A campaign for a Memorial Hall tribute to Harvard students who died fighting for the Confederacy in the Civil War may finally be taking shape.
A Harvard graduate and a graduate student are joining a long-standing call by Plummer Professor of Christian Morals Peter J. Gomes and Pope Professor Latin Language and Literature Emeritus Mason Hammond '25 for some form of memorial to the 64 Harvard men who died wearing gray rather than blue.
With the planned $50 million renovation of Memorial Hall, Schuyler Hollingsworth '40 said he thought this might be a good time to add a memorial to Confederate soldiers somewhere in the hall, which contains a list of Harvard students who died fighting on the Union side.
After all, Hollingsworth said Memorial Church mentions Harvard graduates who died on the other side of both World War I and II--the former with a plaque, the latter with fine print next to their names on the wall.
But funding for Memorial Hall, built more than 125 years ago, came from a Harvard alumnus who specified that only the names of the Union dead should go on the wall.

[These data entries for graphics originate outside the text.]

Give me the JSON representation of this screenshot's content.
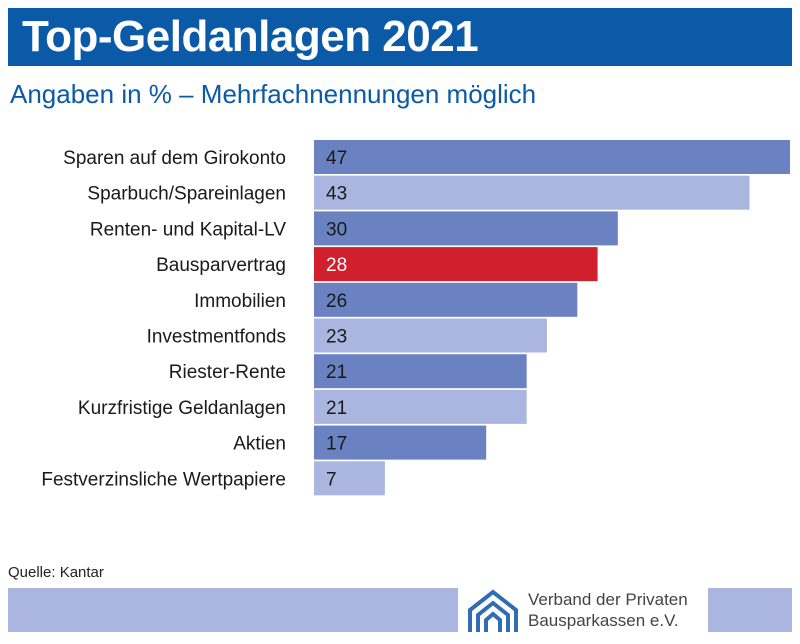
{
  "header": {
    "title": "Top-Geldanlagen 2021",
    "subtitle": "Angaben in % – Mehrfachnennungen möglich"
  },
  "chart_data": {
    "type": "bar",
    "orientation": "horizontal",
    "categories": [
      "Sparen auf dem Girokonto",
      "Sparbuch/Spareinlagen",
      "Renten- und Kapital-LV",
      "Bausparvertrag",
      "Immobilien",
      "Investmentfonds",
      "Riester-Rente",
      "Kurzfristige Geldanlagen",
      "Aktien",
      "Festverzinsliche Wertpapiere"
    ],
    "values": [
      47,
      43,
      30,
      28,
      26,
      23,
      21,
      21,
      17,
      7
    ],
    "title": "Top-Geldanlagen 2021",
    "xlim": [
      0,
      47
    ],
    "grid": false,
    "legend": "none",
    "colors": {
      "dark": "#6a82c2",
      "light": "#aab6df",
      "highlight": "#d0202e"
    },
    "highlight_category": "Bausparvertrag"
  },
  "footer": {
    "source": "Quelle: Kantar",
    "logo_line1": "Verband der Privaten",
    "logo_line2": "Bausparkassen e.V."
  },
  "icons": {
    "logo": "house-arches-logo-icon"
  }
}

Hollingsworth, a former recording secretary of the University, said he first became interested in the matter when he served as executive director of the Harvard College Fund.

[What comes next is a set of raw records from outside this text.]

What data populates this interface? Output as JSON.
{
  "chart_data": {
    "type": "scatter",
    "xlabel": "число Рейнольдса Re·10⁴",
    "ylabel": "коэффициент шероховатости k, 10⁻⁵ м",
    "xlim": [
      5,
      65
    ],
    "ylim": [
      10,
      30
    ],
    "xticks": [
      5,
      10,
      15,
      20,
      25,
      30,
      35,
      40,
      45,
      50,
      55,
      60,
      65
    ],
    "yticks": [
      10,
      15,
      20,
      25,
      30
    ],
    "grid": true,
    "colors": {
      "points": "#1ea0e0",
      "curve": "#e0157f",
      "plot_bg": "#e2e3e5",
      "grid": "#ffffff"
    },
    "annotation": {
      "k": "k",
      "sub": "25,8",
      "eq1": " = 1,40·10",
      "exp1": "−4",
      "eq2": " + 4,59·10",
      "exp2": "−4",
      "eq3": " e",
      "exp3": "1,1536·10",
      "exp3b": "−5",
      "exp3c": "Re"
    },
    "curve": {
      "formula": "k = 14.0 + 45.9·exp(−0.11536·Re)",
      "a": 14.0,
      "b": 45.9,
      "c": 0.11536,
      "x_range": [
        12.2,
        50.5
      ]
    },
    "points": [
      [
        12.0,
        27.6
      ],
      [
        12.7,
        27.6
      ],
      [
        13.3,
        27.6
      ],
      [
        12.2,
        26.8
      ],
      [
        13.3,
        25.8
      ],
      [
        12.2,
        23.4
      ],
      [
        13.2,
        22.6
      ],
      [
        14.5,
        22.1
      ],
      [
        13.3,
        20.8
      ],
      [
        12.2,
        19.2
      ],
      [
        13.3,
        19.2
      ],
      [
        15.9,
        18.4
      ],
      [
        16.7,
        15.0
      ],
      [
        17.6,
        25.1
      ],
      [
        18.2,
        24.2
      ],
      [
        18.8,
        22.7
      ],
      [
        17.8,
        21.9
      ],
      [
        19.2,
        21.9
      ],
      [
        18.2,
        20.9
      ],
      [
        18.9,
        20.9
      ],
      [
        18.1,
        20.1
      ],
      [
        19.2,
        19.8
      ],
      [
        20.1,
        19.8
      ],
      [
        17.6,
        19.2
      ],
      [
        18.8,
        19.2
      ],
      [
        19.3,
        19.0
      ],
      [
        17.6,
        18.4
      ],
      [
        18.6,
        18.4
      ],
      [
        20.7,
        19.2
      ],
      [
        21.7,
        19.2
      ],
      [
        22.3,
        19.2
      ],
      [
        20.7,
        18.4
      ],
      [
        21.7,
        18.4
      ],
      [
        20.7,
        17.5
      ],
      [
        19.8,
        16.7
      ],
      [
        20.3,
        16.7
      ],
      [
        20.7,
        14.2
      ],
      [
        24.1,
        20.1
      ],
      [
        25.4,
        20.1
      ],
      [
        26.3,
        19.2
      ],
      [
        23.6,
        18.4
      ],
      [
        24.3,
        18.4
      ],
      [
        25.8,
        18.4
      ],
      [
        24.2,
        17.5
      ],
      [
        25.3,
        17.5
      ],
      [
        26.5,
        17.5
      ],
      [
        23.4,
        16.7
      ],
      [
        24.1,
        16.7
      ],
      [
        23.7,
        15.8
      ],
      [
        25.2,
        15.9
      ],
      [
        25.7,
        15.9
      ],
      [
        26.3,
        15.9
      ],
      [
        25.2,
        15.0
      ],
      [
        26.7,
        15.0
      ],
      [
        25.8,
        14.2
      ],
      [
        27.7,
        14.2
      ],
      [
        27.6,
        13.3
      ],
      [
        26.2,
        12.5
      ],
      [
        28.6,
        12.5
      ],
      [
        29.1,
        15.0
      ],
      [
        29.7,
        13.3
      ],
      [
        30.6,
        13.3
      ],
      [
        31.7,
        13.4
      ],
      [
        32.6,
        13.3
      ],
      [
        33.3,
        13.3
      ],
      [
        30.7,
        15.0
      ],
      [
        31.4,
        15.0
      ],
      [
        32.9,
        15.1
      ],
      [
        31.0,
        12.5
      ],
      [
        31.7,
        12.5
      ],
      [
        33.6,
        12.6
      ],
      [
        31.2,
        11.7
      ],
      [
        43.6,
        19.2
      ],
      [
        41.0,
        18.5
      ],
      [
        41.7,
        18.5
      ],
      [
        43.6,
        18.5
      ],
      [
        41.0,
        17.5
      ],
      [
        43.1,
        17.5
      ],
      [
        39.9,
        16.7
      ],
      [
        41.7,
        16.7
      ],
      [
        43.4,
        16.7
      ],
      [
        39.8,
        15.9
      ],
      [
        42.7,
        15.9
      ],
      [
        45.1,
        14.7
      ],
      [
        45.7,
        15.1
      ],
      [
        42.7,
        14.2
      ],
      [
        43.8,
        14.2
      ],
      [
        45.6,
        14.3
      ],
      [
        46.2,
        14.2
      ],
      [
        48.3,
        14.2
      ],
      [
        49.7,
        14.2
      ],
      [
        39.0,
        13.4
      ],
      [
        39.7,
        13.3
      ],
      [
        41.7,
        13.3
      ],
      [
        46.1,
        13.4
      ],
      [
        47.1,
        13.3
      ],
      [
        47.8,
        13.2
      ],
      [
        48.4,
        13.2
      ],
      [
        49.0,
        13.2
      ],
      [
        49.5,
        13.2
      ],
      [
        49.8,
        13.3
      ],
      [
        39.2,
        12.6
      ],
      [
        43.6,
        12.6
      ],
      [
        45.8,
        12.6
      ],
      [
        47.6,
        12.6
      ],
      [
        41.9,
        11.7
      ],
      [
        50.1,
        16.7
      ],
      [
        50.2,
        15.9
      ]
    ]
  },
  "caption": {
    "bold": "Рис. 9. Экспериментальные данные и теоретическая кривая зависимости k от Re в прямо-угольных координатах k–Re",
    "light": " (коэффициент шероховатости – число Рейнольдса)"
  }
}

A few years ago, Hollingsworth started a Civil War fund for all Harvard graduates who died in the war. "I thought it would stimulate thought," he said. "A little over $15,000 has come in."
He has written to President Neil L. Rudenstine and to the Harvard Alumni Association about the issue, he said. Hollingsworth said he thinks the association's executive council is considering the matter.
"I don't think this is in any way a slight to anyone and I hope it wouldn't be considered as such," said Hollingsworth.
C. Denver Mullican, a Kennedy School student who has become involved in the effort, said he thinks the exclusion of Confederates cannot be justified if those who served the Kaiser and the Nazis are receiving commemoration.
"This is how Harvard treats people who use poison gas. This is how Harvard treats people who serve under Nazis," says Mullican. "Yet [the actions] of the Confederate soldiers are deemed by Harvard to be so heinous that they are excluded from University memory forever."